In a short span of time, two articles have emerged that question some notable claims of influence in social networks. This does seem important, so we list them here.

Citation: Shalizi, C. R., & Thomas, A. C. (2011). Homophily and Contagion Are Generically Confounded in Observational Social Network Studies. Sociological Methods Research, 40(2), 211-239
Link: http://smr.sagepub.com/content/40/2/211.full.pdf+html
Abstract: The authors consider processes on social networks that can potentially involve three factors: homophily, or the formation of social ties due to matching individual traits; social contagion, also known as social influence; and the causal effect of an individual’s covariates on his or her behavior or other measurable responses. The authors show that generically, all of these are confounded with each other. Distinguishing them from one another requires strong assumptions on the parametrization of the social process or on the adequacy of the covariates used (or both). In particular the authors demonstrate, with simple examples, that asymmetries in regression coefficients cannot identify causal effects and that very simple models of imitation (a form of social contagion) can produce substantial correlations between an individual’s enduring traits and his or her choices, even when there is no intrinsic affinity between them. The authors also suggest some possible constructive responses to these results.

Citation: Lyons, Russell (2011) The Spread of Evidence-Poor Medicine via Flawed Social-Network Analysis, Statistics, Politics, and Policy, 2(1)

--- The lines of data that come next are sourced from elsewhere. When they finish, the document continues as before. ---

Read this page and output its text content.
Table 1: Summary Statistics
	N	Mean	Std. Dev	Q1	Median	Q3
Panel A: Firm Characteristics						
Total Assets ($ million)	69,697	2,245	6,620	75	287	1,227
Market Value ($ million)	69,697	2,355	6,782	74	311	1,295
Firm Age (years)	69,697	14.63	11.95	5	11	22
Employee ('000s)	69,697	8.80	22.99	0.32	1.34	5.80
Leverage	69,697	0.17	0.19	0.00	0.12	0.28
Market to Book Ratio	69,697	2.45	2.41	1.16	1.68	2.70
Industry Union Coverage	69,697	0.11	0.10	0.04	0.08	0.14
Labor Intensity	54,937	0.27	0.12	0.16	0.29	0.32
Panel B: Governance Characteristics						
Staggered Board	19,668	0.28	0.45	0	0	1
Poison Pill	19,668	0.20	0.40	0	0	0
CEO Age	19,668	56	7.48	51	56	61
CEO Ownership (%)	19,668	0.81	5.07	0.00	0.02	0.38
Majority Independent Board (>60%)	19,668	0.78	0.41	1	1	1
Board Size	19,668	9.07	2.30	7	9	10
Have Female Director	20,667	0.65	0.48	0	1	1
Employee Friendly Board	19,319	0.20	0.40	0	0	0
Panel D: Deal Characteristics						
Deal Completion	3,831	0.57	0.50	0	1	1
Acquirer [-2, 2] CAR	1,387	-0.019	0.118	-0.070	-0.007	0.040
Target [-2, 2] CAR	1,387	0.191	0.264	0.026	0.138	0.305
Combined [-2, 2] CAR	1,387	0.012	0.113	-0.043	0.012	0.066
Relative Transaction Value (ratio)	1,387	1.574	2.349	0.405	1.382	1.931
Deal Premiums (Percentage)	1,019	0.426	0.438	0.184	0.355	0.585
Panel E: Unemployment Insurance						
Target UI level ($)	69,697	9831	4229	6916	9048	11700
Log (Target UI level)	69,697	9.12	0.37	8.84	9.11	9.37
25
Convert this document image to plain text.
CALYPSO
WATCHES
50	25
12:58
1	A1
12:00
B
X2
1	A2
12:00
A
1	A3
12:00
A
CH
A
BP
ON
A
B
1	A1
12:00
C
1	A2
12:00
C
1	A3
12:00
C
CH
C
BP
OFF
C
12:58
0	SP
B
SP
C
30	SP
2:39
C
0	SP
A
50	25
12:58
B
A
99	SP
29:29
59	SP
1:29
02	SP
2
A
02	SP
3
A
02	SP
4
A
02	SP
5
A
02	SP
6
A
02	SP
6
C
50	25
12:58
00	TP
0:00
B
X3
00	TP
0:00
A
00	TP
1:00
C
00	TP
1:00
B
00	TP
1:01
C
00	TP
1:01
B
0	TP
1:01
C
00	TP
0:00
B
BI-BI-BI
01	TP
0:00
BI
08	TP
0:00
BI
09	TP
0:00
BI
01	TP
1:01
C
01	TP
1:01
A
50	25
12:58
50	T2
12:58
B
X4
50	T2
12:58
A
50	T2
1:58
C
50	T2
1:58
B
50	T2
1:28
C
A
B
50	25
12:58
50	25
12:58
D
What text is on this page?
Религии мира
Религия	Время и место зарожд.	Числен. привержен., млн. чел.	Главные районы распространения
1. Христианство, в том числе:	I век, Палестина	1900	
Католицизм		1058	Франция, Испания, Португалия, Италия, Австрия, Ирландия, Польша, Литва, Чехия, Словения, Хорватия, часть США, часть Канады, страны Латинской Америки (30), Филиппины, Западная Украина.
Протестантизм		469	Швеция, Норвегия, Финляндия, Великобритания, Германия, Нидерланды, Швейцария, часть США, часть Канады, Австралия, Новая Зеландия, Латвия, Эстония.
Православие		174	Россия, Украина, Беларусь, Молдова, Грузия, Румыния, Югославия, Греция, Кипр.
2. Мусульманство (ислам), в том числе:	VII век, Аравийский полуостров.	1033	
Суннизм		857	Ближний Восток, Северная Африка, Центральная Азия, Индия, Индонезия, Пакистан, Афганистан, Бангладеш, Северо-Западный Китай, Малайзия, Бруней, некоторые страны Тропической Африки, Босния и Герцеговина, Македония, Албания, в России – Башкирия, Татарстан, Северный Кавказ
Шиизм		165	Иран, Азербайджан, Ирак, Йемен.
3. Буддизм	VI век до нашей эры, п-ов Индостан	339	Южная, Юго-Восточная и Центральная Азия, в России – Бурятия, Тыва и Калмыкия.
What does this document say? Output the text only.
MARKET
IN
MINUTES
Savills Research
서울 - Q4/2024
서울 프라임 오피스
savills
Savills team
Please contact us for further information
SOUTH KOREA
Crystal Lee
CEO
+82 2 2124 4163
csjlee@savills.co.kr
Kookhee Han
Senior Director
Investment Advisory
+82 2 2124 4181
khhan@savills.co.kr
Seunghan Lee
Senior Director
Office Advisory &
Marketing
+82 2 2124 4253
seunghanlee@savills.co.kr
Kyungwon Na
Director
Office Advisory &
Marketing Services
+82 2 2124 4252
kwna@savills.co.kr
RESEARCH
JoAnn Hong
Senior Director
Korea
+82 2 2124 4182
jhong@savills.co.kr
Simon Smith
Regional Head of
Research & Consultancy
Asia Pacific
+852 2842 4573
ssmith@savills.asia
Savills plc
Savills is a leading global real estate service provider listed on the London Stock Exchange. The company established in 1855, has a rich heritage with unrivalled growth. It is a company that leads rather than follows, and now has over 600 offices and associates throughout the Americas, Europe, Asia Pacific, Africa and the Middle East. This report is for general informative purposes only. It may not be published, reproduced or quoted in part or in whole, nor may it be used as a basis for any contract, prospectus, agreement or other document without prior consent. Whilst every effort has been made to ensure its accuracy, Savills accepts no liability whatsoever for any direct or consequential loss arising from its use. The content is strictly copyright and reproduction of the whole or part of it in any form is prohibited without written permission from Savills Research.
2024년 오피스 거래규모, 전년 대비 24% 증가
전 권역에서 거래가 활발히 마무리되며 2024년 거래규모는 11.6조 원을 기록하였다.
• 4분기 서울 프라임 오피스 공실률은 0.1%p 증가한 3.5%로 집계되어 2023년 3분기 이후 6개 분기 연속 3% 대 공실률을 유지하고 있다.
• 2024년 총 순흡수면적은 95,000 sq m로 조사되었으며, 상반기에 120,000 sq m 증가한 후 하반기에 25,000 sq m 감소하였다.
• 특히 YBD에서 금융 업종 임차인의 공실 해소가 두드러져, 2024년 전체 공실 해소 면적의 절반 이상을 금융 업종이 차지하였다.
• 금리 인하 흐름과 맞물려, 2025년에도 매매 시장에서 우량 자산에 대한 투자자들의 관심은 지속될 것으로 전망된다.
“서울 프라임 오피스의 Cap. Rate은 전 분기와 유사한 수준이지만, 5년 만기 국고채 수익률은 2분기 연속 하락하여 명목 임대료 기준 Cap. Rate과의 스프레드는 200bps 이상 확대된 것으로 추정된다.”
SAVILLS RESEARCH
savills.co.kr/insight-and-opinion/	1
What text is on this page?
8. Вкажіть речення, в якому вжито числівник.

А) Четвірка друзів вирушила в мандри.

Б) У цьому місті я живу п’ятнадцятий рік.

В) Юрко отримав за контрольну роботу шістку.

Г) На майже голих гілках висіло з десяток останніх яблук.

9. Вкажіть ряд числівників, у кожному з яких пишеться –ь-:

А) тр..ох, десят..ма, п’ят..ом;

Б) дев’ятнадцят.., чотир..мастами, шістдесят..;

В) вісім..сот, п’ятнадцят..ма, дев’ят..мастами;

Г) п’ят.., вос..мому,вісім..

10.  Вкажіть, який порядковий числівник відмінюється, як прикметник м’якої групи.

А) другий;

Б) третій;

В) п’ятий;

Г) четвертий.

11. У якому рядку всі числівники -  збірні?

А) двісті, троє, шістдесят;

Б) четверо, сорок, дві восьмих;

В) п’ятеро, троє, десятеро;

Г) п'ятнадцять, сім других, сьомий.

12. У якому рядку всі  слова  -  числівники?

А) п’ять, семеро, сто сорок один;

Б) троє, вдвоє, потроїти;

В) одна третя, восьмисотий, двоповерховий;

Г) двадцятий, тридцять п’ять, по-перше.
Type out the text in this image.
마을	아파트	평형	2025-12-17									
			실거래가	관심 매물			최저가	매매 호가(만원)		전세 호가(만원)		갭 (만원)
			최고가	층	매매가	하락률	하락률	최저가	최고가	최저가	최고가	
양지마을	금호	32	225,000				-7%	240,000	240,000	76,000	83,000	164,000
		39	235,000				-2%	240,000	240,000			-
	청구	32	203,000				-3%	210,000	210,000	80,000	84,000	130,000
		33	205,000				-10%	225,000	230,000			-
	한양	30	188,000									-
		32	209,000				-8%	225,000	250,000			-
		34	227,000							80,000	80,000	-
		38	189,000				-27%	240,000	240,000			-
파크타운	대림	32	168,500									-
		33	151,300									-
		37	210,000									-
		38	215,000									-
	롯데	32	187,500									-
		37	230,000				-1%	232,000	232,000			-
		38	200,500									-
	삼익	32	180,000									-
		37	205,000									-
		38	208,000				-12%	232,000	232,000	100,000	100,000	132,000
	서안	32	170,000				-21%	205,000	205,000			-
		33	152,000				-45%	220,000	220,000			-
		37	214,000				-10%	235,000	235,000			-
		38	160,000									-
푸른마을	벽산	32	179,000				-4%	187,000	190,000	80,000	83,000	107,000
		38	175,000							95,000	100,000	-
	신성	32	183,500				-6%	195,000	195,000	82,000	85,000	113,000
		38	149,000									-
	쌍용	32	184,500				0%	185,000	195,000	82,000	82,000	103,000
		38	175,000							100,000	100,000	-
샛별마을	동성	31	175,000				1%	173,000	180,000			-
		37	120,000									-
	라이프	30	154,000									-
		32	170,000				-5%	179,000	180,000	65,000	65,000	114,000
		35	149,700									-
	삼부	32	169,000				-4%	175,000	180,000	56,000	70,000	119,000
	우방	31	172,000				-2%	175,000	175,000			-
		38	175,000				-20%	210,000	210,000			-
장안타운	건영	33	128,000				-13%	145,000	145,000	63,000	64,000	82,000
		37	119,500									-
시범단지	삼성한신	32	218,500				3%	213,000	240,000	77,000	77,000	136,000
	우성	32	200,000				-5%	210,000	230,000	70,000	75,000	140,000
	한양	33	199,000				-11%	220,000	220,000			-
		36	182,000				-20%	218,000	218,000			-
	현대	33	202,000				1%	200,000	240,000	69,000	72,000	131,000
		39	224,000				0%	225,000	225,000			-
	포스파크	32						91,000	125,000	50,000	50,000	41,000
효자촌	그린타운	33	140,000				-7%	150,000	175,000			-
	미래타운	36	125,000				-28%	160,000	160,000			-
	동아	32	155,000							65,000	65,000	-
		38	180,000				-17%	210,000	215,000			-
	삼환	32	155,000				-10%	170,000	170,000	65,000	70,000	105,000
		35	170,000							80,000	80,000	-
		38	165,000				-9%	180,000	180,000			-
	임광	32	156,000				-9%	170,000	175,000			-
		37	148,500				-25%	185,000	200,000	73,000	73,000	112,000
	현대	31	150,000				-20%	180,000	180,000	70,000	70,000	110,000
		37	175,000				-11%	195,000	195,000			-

Link: http://www.bepress.com/spp/vol2/iss1/2
Abstract: The chronic widespread misuse of statistics is usually inadvertent, not intentional. We find cautionary examples in a series of recent papers by Christakis and Fowler that advance statistical arguments for the transmission via social networks of various personal characteristics, including obesity, smoking cessation, happiness, and loneliness. Those papers also assert that such influence extends to three degrees of separation in social networks. We shall show that these conclusions do not follow from Christakis and Fowler’s statistical analyses. In fact, their studies even provide some evidence against the existence of such transmission. The errors that we expose arose, in part, because the assumptions behind the statistical procedures used were insufficiently examined, not only by the authors, but also by the reviewers. Our examples are instructive because the practitioners are highly reputed, their results have received enormous popular attention, and the journals that published their studies are among the most respected in the world. An educational bonus emerges from the difficulty we report in getting our critique published. We discuss the relevance of this episode to understanding statistical literacy and the role of scientific review, as well as to reforming statistics education.